The cost of having studied for a low-paying degree is also about to rise as a result of government plans to reduce the repayment threshold for student loans from £27,295 to £25,000 and extend the loans over 40 years. Under these proposals, a new nurse starting next year will begin paying for their student loan (which rises, unlike their salary, with inflation) from day one of the their jobs, and continue paying for it, in many cases, until they are in their 60s.

For both nurses and teachers, research by the House of Commons Library suggests the reforms to student finance will cost an extra £10,000 to £15,000 per person over their career, and the total repayments of some nurses could more than triple.

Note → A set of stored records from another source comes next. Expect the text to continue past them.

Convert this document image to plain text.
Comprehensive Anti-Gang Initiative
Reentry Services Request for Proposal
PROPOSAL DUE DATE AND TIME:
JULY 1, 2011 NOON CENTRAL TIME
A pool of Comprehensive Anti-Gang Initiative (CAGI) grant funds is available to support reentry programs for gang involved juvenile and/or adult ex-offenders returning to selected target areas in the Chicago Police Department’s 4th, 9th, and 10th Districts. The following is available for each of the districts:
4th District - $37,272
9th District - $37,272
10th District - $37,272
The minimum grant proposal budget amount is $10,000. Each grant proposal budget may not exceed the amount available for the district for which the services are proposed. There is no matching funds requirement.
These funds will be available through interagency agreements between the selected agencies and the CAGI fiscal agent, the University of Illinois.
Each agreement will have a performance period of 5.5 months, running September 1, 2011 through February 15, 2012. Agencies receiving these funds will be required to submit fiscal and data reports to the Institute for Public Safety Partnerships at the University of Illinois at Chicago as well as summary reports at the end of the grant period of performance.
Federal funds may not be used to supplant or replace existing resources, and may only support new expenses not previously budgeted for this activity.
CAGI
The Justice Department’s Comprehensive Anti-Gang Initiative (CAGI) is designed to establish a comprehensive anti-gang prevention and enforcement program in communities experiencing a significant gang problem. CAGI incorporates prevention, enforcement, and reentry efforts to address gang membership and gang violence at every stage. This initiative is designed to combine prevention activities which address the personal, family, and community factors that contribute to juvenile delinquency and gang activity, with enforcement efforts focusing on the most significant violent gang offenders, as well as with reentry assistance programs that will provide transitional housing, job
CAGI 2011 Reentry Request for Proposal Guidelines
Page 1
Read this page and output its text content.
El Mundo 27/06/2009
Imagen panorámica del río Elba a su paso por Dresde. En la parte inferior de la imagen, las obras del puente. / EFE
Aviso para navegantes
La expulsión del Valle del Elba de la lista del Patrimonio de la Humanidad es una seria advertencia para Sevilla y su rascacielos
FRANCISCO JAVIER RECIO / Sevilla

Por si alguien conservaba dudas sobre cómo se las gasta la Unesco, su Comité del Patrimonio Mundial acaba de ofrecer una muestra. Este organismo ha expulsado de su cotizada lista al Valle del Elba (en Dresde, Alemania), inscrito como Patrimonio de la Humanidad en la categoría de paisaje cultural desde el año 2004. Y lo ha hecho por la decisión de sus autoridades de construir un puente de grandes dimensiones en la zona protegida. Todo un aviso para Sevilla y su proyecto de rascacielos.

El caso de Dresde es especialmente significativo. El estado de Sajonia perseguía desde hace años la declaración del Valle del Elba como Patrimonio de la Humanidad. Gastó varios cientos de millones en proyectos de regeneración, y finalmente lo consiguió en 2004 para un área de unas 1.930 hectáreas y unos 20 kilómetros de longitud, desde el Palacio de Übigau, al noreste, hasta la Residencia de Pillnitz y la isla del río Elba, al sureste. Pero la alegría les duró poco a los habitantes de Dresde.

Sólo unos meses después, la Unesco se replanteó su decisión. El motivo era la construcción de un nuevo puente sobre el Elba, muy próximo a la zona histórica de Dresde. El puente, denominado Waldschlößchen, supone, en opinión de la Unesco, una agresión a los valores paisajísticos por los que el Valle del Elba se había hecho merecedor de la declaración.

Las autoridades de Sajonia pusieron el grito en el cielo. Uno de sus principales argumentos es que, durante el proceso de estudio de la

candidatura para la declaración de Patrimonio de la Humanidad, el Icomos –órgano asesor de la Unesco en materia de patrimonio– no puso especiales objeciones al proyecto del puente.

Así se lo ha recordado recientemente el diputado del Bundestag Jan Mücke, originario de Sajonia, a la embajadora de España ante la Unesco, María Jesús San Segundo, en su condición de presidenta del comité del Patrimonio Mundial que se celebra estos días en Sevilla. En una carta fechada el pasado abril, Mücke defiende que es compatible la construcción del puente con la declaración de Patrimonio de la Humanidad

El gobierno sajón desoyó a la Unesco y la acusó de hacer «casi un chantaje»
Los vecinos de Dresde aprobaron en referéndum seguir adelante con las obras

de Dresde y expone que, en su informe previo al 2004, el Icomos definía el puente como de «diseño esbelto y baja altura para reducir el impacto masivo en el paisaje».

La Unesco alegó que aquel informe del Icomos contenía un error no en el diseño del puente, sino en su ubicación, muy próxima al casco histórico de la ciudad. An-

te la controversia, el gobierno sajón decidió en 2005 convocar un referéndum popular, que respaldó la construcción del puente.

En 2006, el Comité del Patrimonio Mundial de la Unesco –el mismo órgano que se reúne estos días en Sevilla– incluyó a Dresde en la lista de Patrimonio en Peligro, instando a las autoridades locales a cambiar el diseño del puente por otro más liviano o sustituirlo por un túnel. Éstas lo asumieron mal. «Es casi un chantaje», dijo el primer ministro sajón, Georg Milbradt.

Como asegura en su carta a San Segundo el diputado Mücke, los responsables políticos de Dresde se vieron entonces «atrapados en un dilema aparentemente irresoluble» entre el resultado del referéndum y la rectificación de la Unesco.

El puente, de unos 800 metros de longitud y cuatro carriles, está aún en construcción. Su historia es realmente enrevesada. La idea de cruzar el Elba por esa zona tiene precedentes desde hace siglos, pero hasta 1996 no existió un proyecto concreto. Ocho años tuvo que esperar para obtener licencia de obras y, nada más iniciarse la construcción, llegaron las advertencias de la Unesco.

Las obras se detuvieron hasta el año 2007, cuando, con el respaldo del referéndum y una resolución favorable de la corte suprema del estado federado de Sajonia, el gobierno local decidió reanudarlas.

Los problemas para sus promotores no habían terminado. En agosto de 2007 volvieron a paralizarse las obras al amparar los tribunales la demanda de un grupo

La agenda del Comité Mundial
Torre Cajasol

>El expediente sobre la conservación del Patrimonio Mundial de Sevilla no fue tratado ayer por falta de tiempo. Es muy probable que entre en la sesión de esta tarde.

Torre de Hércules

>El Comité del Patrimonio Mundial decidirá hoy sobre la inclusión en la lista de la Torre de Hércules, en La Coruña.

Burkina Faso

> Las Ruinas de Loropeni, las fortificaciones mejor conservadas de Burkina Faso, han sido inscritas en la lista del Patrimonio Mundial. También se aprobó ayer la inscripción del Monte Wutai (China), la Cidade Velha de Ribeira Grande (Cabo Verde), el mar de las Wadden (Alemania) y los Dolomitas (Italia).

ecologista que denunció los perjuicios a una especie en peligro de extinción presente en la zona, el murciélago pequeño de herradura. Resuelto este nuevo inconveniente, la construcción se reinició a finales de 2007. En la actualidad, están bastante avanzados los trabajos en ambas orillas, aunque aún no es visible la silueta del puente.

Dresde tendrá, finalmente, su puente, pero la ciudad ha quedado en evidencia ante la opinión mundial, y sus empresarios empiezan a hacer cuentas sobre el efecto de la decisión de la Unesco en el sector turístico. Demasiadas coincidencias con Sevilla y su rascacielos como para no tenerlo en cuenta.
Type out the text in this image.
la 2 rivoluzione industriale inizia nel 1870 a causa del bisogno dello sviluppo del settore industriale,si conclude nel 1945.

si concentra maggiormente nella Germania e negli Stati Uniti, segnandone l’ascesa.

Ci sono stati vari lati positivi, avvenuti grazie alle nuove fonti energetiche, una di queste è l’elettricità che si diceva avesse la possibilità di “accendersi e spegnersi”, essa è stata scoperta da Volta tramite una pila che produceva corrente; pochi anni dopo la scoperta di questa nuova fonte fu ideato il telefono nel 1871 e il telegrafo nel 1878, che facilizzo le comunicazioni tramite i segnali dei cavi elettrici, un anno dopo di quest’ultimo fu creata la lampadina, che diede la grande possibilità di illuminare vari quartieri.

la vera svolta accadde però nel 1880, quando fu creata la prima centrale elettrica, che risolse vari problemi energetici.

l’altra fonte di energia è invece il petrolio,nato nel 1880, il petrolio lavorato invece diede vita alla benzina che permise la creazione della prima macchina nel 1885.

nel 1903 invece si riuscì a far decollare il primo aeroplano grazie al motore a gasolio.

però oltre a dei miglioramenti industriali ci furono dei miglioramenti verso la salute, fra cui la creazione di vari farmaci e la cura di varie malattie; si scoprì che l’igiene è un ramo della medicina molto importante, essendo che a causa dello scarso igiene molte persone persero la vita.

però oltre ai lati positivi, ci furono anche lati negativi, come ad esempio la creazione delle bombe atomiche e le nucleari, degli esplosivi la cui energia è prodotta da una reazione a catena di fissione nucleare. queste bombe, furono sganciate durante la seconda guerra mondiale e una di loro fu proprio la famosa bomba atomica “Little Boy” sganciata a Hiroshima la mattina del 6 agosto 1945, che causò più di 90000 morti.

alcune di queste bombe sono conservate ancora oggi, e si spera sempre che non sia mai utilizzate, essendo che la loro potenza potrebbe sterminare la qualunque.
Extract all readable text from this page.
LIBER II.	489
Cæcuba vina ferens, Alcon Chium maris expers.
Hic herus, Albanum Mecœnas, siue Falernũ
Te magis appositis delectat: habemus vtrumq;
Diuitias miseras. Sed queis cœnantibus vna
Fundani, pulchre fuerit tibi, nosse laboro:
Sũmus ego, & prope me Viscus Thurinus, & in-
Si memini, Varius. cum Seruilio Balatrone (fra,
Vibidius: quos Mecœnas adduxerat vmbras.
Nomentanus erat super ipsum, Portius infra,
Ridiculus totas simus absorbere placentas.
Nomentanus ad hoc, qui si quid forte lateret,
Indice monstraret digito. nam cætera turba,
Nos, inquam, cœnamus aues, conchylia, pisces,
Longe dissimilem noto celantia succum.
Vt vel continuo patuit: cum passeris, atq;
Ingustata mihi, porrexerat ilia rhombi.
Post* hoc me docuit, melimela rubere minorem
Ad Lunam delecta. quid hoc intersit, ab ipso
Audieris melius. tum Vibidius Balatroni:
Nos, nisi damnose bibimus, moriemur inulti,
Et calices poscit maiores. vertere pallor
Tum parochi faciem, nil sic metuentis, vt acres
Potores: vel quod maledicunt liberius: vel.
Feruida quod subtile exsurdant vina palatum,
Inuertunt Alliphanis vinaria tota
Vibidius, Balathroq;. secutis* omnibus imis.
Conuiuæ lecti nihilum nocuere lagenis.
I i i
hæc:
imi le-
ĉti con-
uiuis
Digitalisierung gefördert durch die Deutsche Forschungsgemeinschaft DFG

Unlike in the private sector, where a company may expand or contract, the UK public sector cannot allow demand to go unanswered – it cannot get smaller without the work being picked up by someone else. This means every nurse or teacher who leaves has a compounding effect: in the RCN and NEU surveys, workload and class sizes are at the top of the list of the factors driving these people out of the workforce. 

Despite increasingly elastic standards, the promise of an influx of cheap workers from overseas is unlikely to plug the gaps in the public sector. NHS trusts are already so concerned with retention of the nurses that they recruit from the Philippines and India that they are reportedly forcing them to remain with contracts that charge high fees if they try to leave.

The pandemic should have been a sharp lesson in the jobs we need and the jobs that can be paused. When the nation’s management consultants and brand directors were kept from the office (or furloughed entirely) we somehow muddled through. When schools closed and healthcare was restricted, children experienced permanent damage to their schooling, vulnerable teenagers disappeared from education and tens of thousands of people died in their homes.

This lesson does not appear to have been learned. A chancellor who sees high public spending as “immoral” does not appear to recognise that inflation is a greater danger to key workers, and the UK risks running out of people to do jobs that are much more valuable to society than others.